All those years of injury rehab turned Looney into a gym rat. He’s become the first to arrive and last to leave the weight room. Anyone arriving at the gym after 8 a.m. will see Looney posted up in the corner of the practice facility doing Joga — a more physical form of yoga — before the day begins.
Looney is always there. It’s how he earned his job as the team DJ, an unofficial job he parlayed into an internship at Warner Records this summer. Once retirement starts creeping into his brain, Looney hopes to get into the music business. Not as a musician — he can’t rap or sing, he says — but with a goal to own his own label one day. For now, at least, he owns the auxiliary cord in their Chase Center locker room. A job he’s held since he was a rookie.
“I kinda just took it,” Looney said. “I earned that role and did a decent job enough that people didn’t complain.”

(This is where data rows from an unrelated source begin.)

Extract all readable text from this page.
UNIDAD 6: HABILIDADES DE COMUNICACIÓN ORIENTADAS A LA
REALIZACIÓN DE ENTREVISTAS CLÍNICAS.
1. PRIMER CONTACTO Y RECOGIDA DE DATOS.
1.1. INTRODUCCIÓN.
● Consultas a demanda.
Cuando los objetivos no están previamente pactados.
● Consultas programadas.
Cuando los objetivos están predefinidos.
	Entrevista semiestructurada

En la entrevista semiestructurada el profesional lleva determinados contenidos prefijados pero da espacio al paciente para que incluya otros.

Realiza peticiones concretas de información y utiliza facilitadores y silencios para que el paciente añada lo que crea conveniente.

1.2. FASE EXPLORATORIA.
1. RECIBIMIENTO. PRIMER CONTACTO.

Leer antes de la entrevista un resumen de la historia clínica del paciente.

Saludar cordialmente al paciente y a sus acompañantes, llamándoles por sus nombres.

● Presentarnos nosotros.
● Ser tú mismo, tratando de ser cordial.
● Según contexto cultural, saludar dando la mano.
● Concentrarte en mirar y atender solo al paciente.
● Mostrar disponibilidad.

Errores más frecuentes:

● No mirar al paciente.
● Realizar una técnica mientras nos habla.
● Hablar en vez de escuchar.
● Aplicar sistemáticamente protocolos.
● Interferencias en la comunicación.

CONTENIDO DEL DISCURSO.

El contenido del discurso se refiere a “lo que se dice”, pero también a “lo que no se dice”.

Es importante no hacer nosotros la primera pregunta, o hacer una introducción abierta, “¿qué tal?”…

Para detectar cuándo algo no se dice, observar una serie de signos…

Through music, he’s learned to read the room. If he’s with fellow Milwaukee natives like Poole and Patrick Baldwin Jr., he can play something new, or maybe an artist with Chicago ties like Lil Durk. If he’s sharing a locker room with 19-year veteran Iguodala, he can’t turn on any new music. Back when Looney was the youngest player on the team with the auxiliary cord responsibility, he stuck to oldie playlists only.
“If I play any new music, Andre be talking crazy, like ‘What is this you’re playing?' ” Looney said. “You have to know your crowd.”
For how much this Warriors locker room changes, celebrates and, conversely, endures crises like this current one as they hope to repeat as NBA champions, Looney knows what tune to strike with this crowd. It’s nothing he hasn’t seen before, but this time he took the reins. It was only right.
How will the Warriors move on from this? Looney thinks this crisis can make them stronger.
“When you’ve been through wars and you’ve been through adversity, it makes that bond that much closer and tougher to break apart. We’ve seen guys in their darkest days and guys in their best days,” he said.
“We’ve been through hard times and we never folded before. So we won’t fold now.”